The description of Saito Consensus offered as our starting point for understanding the mechanism is a "pure" version that has several drawbacks: deflation is required to maintain security in equilibrium, cash-only attacks are possible, and extremely rich attackers may try to bias lottery payouts through strategies that radically increase the amount of SAITO passing through the lottery.
These problems can be mitigated with the following modifications, which are implemented by having consensus:
require all valid chains to contain N golden tickets over the last M blocks. This prevents cash-only attacks at the cost of letting attackers slow the network down if they are capable of driving up mining difficulty artificially and then withholding hash to slow block production.
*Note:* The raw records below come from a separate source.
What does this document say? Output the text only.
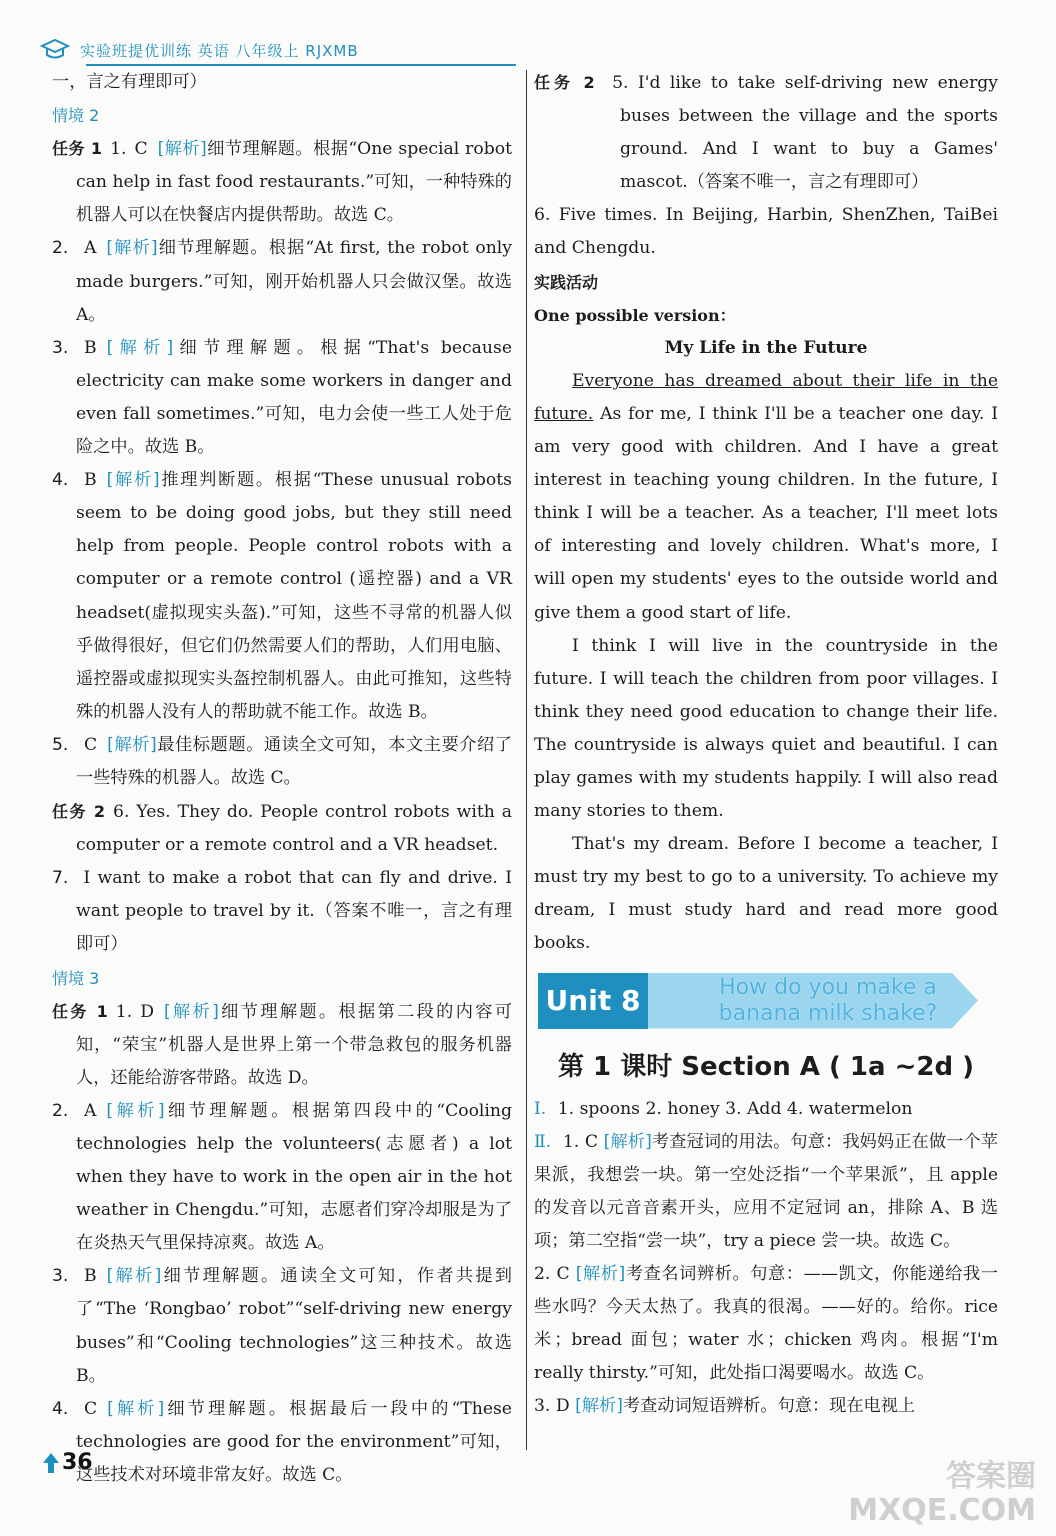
实验班提优训练 英语 八年级上 RJXMB

一，言之有理即可）

情境 2

任务 1 1. C [解析]细节理解题。根据“One special robot can help in fast food restaurants.”可知，一种特殊的机器人可以在快餐店内提供帮助。故选 C。

2. A [解析]细节理解题。根据“At first, the robot only made burgers.”可知，刚开始机器人只会做汉堡。故选 A。

3. B [解析]细节理解题。根据“That's because electricity can make some workers in danger and even fall sometimes.”可知，电力会使一些工人处于危险之中。故选 B。

4. B [解析]推理判断题。根据“These unusual robots seem to be doing good jobs, but they still need help from people. People control robots with a computer or a remote control (遥控器) and a VR headset(虚拟现实头盔).”可知，这些不寻常的机器人似乎做得很好，但它们仍然需要人们的帮助，人们用电脑、遥控器或虚拟现实头盔控制机器人。由此可推知，这些特殊的机器人没有人的帮助就不能工作。故选 B。

5. C [解析]最佳标题题。通读全文可知，本文主要介绍了一些特殊的机器人。故选 C。

任务 2 6. Yes. They do. People control robots with a computer or a remote control and a VR headset.

7. I want to make a robot that can fly and drive. I want people to travel by it.（答案不唯一，言之有理即可）

情境 3

任务 1 1. D [解析]细节理解题。根据第二段的内容可知，“荣宝”机器人是世界上第一个带急救包的服务机器人，还能给游客带路。故选 D。

2. A [解析]细节理解题。根据第四段中的“Cooling technologies help the volunteers(志愿者) a lot when they have to work in the open air in the hot weather in Chengdu.”可知，志愿者们穿冷却服是为了在炎热天气里保持凉爽。故选 A。

3. B [解析]细节理解题。通读全文可知，作者共提到了“The ‘Rongbao’ robot”“self-driving new energy buses”和“Cooling technologies”这三种技术。故选 B。

4. C [解析]细节理解题。根据最后一段中的“These technologies are good for the environment”可知，这些技术对环境非常友好。故选 C。

任务 2 5. I'd like to take self-driving new energy buses between the village and the sports ground. And I want to buy a Games' mascot.（答案不唯一，言之有理即可）

6. Five times. In Beijing, Harbin, ShenZhen, TaiBei and Chengdu.

实践活动

One possible version：

My Life in the Future

Everyone has dreamed about their life in the future. As for me, I think I'll be a teacher one day. I am very good with children. And I have a great interest in teaching young children. In the future, I think I will be a teacher. As a teacher, I'll meet lots of interesting and lovely children. What's more, I will open my students' eyes to the outside world and give them a good start of life.

I think I will live in the countryside in the future. I will teach the children from poor villages. I think they need good education to change their life. The countryside is always quiet and beautiful. I can play games with my students happily. I will also read many stories to them.

That's my dream. Before I become a teacher, I must try my best to go to a university. To achieve my dream, I must study hard and read more good books.

Unit 8	How do you make a banana milk shake?
第 1 课时 Section A ( 1a ~2d )

Ⅰ. 1. spoons 2. honey 3. Add 4. watermelon

Ⅱ. 1. C [解析]考查冠词的用法。句意：我妈妈正在做一个苹果派，我想尝一块。第一空处泛指“一个苹果派”，且 apple 的发音以元音音素开头，应用不定冠词 an，排除 A、B 选项；第二空指“尝一块”，try a piece 尝一块。故选 C。

2. C [解析]考查名词辨析。句意：——凯文，你能递给我一些水吗？今天太热了。我真的很渴。——好的。给你。rice 米；bread 面包；water 水；chicken 鸡肉。根据“I'm really thirsty.”可知，此处指口渴要喝水。故选 C。

3. D [解析]考查动词短语辨析。句意：现在电视上

36	答案圈
MXQE.COM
require block producers to affix tokens to blocks when proposing them, permitting the identification of attacker-held tokens and their slashing in the event of a social fork. This provides a deterrence to cash-only attacks.
calculate the winner of block (N-1) as in our description of consensus, but if block (N-1) did not contain a golden ticket recurse backwards to issue a router payout for the second unpaid block (N-2), while distributing the miner payout for this second block in a special ATR treasury. this prevents deflation caused by variance in the speed at which mining solutions can be found. it may theoretically make the tip block in the blockchain less stable.
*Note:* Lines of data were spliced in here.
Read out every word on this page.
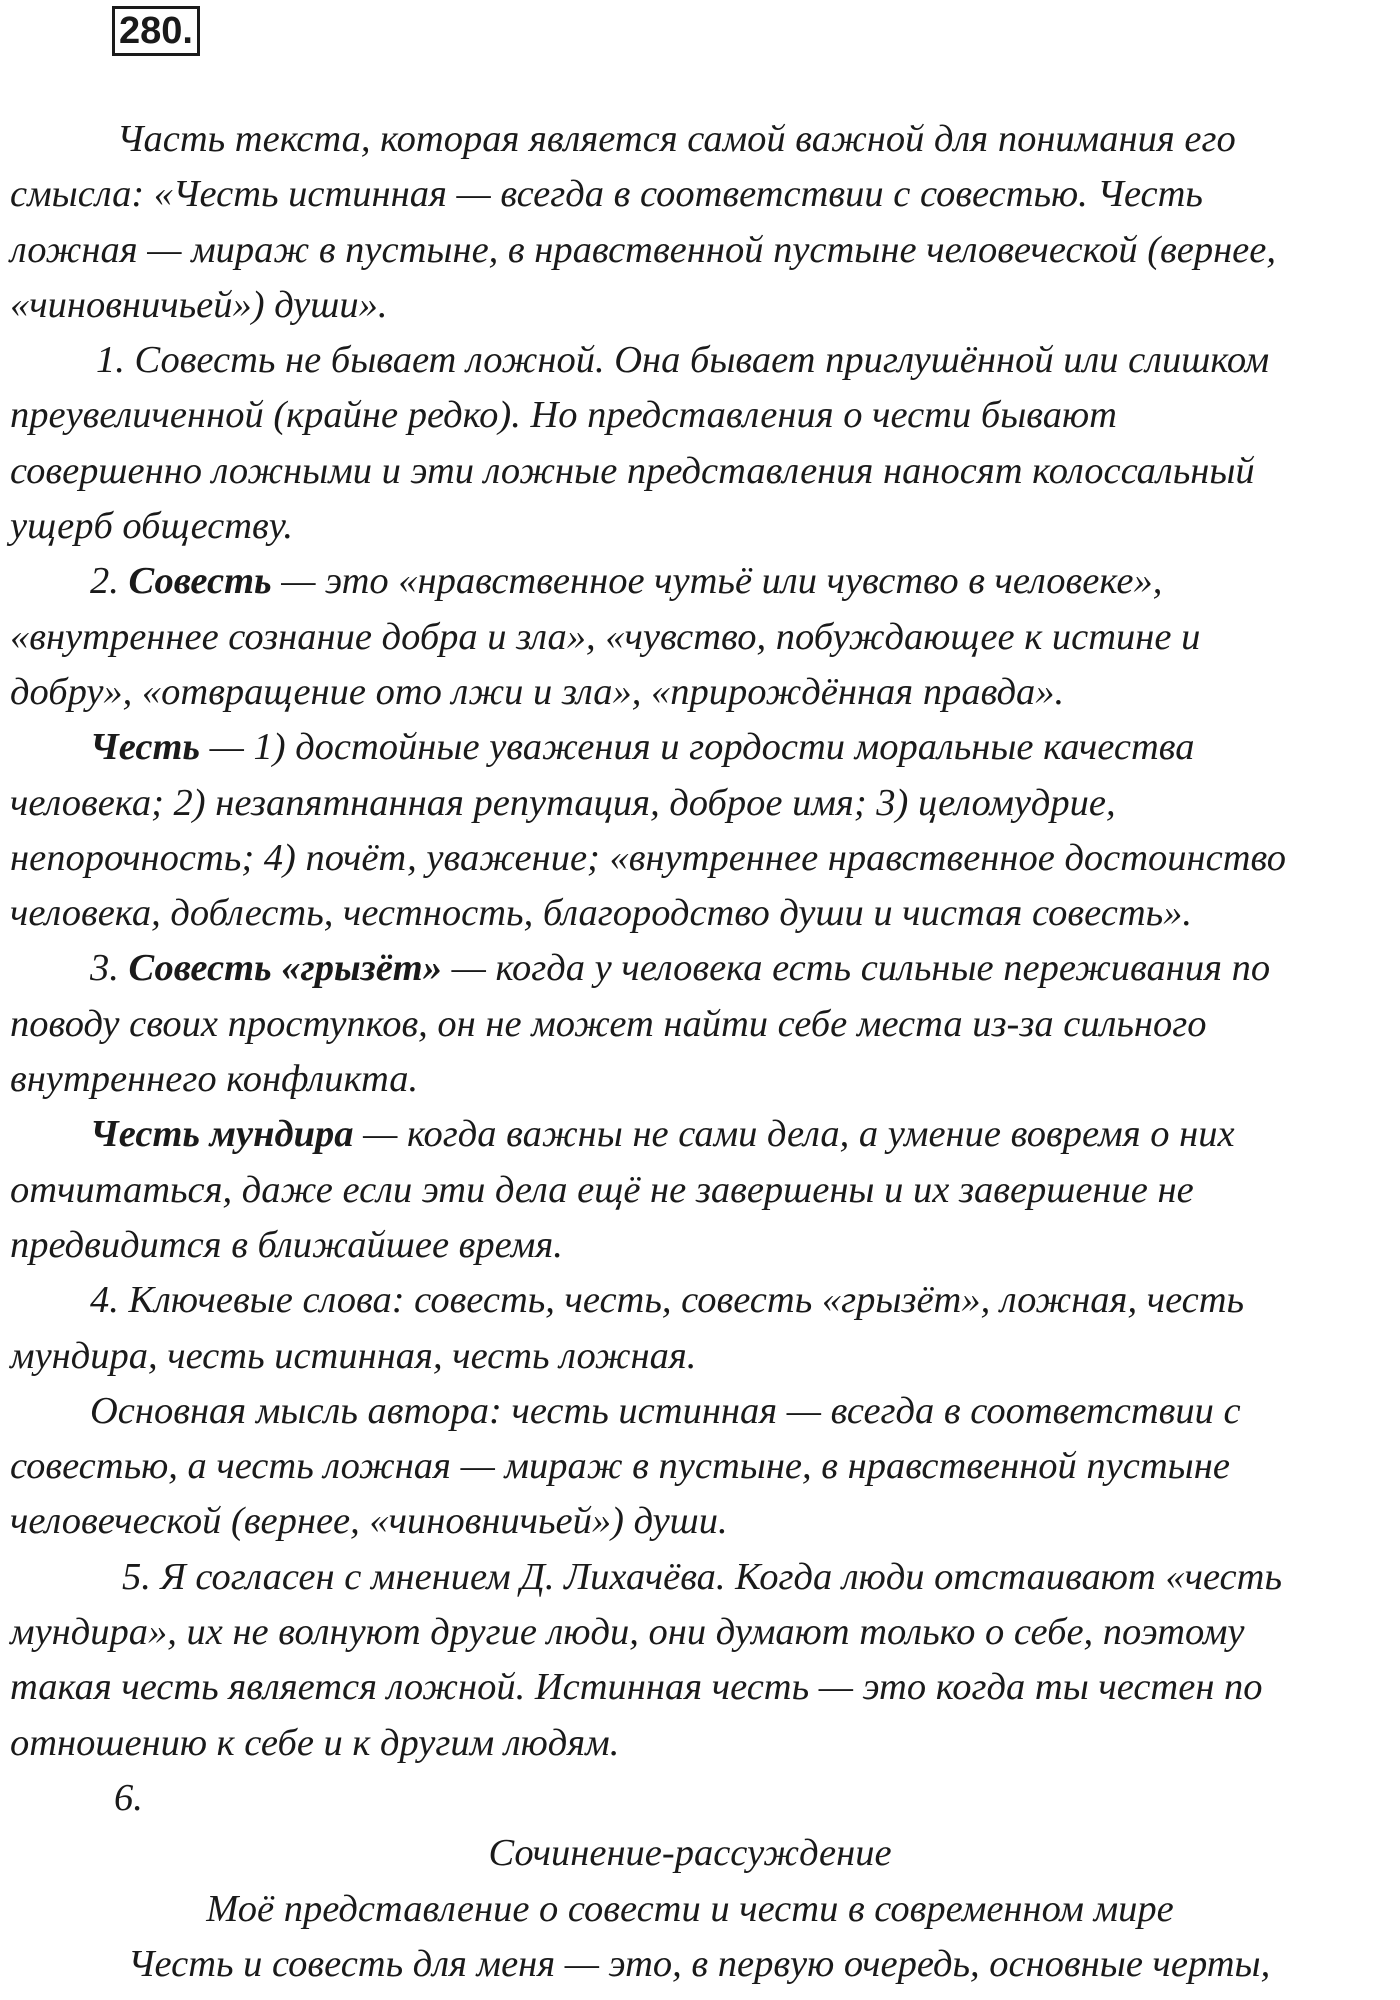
280.

Часть текста, которая является самой важной для понимания его
смысла: «Честь истинная — всегда в соответствии с совестью. Честь
ложная — мираж в пустыне, в нравственной пустыне человеческой (вернее,
«чиновничьей») души».

1. Совесть не бывает ложной. Она бывает приглушённой или слишком
преувеличенной (крайне редко). Но представления о чести бывают
совершенно ложными и эти ложные представления наносят колоссальный
ущерб обществу.

2. Совесть — это «нравственное чутьё или чувство в человеке»,
«внутреннее сознание добра и зла», «чувство, побуждающее к истине и
добру», «отвращение ото лжи и зла», «прирождённая правда».

Честь — 1) достойные уважения и гордости моральные качества
человека; 2) незапятнанная репутация, доброе имя; 3) целомудрие,
непорочность; 4) почёт, уважение; «внутреннее нравственное достоинство
человека, доблесть, честность, благородство души и чистая совесть».

3. Совесть «грызёт» — когда у человека есть сильные переживания по
поводу своих проступков, он не может найти себе места из-за сильного
внутреннего конфликта.

Честь мундира — когда важны не сами дела, а умение вовремя о них
отчитаться, даже если эти дела ещё не завершены и их завершение не
предвидится в ближайшее время.

4. Ключевые слова: совесть, честь, совесть «грызёт», ложная, честь
мундира, честь истинная, честь ложная.

Основная мысль автора: честь истинная — всегда в соответствии с
совестью, а честь ложная — мираж в пустыне, в нравственной пустыне
человеческой (вернее, «чиновничьей») души.

5. Я согласен с мнением Д. Лихачёва. Когда люди отстаивают «честь
мундира», их не волнуют другие люди, они думают только о себе, поэтому
такая честь является ложной. Истинная честь — это когда ты честен по
отношению к себе и к другим людям.

6.

Сочинение-рассуждение

Моё представление о совести и чести в современном мире

Честь и совесть для меня — это, в первую очередь, основные черты,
issue the funds in the ATR treasury as payments to unspent UTXO as part of the ATR mechanism described in the next section. If these unspent UTXO are well distributed (not fully controlled by the attacker), the ATR payout further increases cost-of-attack on the network as any attacker who is spending their own tokens must necessarily redirect a portion of their own wallet to any users whose transactions they are censoring.
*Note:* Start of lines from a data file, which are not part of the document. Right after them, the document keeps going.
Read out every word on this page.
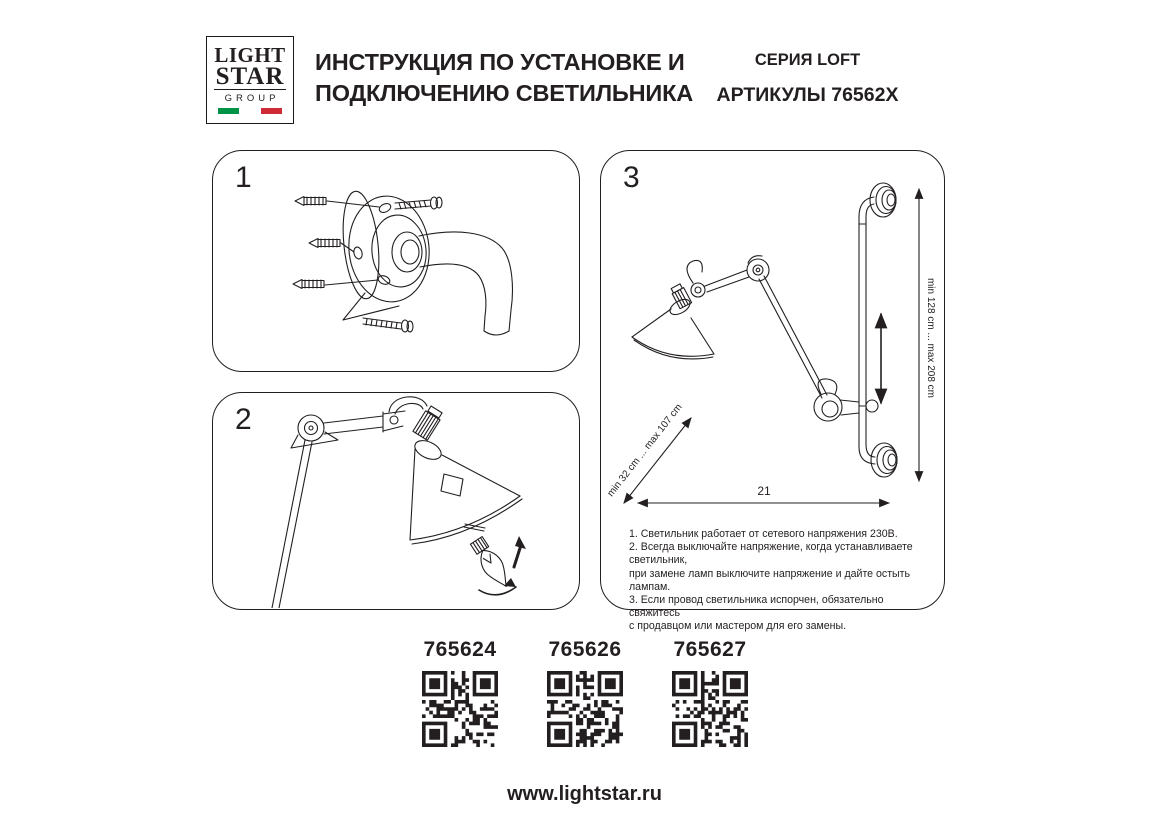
LIGHT
STAR
GROUP
ИНСТРУКЦИЯ ПО УСТАНОВКЕ И
ПОДКЛЮЧЕНИЮ СВЕТИЛЬНИКА
СЕРИЯ LOFT
АРТИКУЛЫ 76562X
1
2
3
min 128 cm ... max 208 cm
min 32 cm ... max 107 cm	21
1. Светильник работает от сетевого напряжения 230В.
2. Всегда выключайте напряжение, когда устанавливаете светильник,
при замене ламп выключите напряжение и дайте остыть лампам.
3. Если провод светильника испорчен, обязательно свяжитесь
с продавцом или мастером для его замены.
765624 765626 765627
www.lightstar.ru
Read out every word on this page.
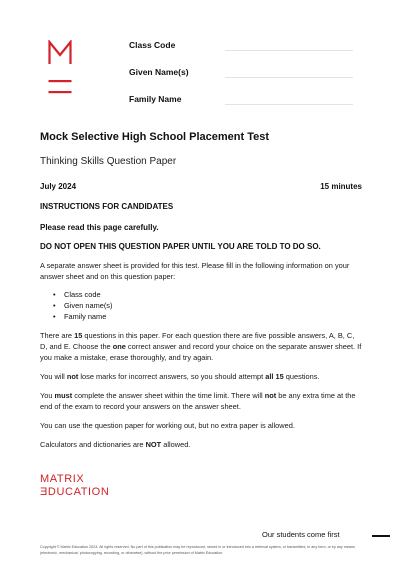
Class Code
Given Name(s)
Family Name
Mock Selective High School Placement Test
Thinking Skills Question Paper
July 2024	15 minutes
INSTRUCTIONS FOR CANDIDATES
Please read this page carefully.
DO NOT OPEN THIS QUESTION PAPER UNTIL YOU ARE TOLD TO DO SO.

A separate answer sheet is provided for this test. Please fill in the following information on your answer sheet and on this question paper:

• Class code
• Given name(s)
• Family name

There are 15 questions in this paper. For each question there are five possible answers, A, B, C, D, and E. Choose the one correct answer and record your choice on the separate answer sheet. If you make a mistake, erase thoroughly, and try again.

You will not lose marks for incorrect answers, so you should attempt all 15 questions.

You must complete the answer sheet within the time limit. There will not be any extra time at the end of the exam to record your answers on the answer sheet.

You can use the question paper for working out, but no extra paper is allowed.

Calculators and dictionaries are NOT allowed.

MATRIX
ƎDUCATION
Our students come first
Copyright © Matrix Education 2024. All rights reserved. No part of this publication may be reproduced, stored in or introduced into a retrieval system, or transmitted, in any form, or by any means (electronic, mechanical, photocopying, recording, or otherwise), without the prior permission of Matrix Education.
maintain a smoothed average of the fees included in each block over the last epoch in the block header. In the event that any router payout spikes well in excess of this average (1.5x in production) cap payout at this level. This prevents an edge-case attack on the payout lottery attackers willing to flood the network with massive amounts of their own deep-routed tokens to marginally improve their payout odds.
affix cryptographic routing signatures to blocks to permit nodes to identify and deprioritize messages from other nodes which have been observed to violate routing policies.